Abstract:Sustainable energy supply and high-speed communications are two significant needs for mobile electronic devices. This paper introduces a self-aligning resonant beam system for simultaneous light information and power transfer (SLIPT), employing a novel coupled spatially distributed resonator (CSDR). The system utilizes a resonant beam for efficient power delivery and a second-harmonic beam for concurrent data transmission, inherently minimizing echo interference and enabling bidirectional communication. Through comprehensive analyses, we investigate the CSDR's stable region, beam evolution, and power characteristics in relation to working distance and device parameters.

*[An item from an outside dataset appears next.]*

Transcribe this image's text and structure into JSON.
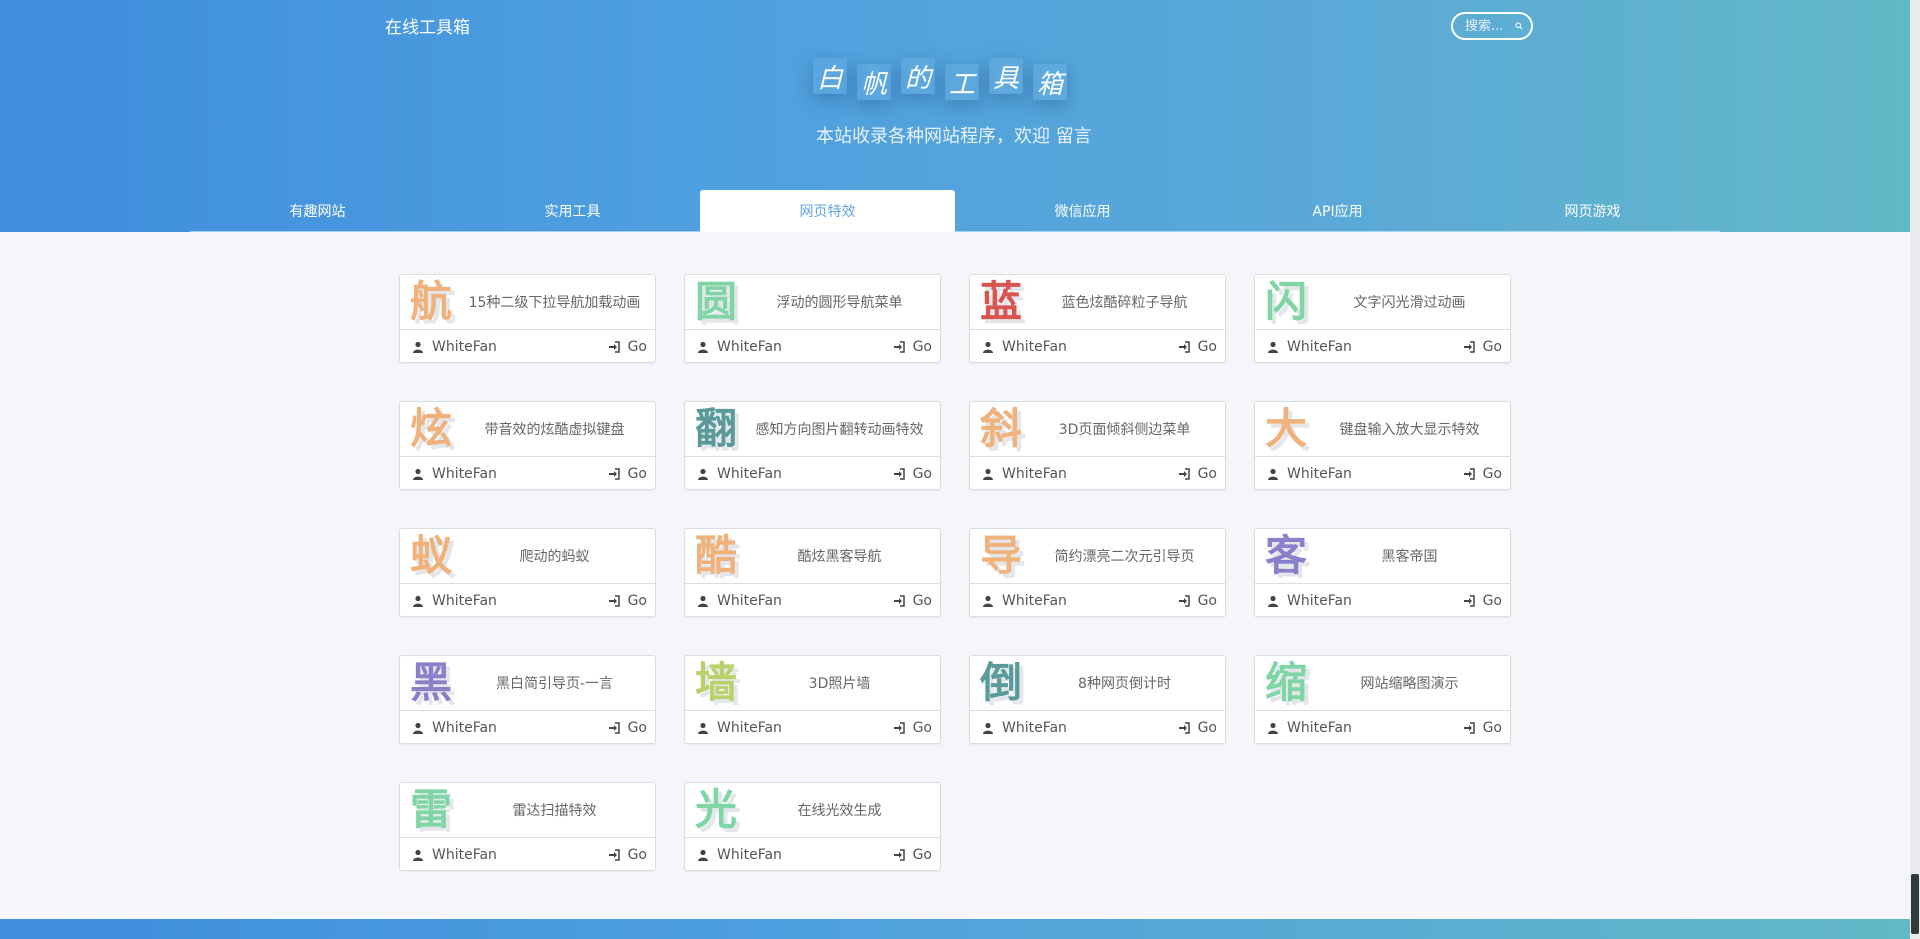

Numerical simulations validate the CSDR-SLIPT system's feasibility by identifying a stable beam waist location for achieving accurate mode-match coupling between two spatially distributed resonant cavities and demonstrating its operational range and efficient power delivery across varying distances. The research reveals the system's benefits in terms of both safety and energy transmission efficiency. We also demonstrate the trade-off among the reflectivities of the cavity mirrors in the CSDR. These findings offer valuable design insights for resonant beam systems, advancing SLIPT with significant potential for remote device connectivity.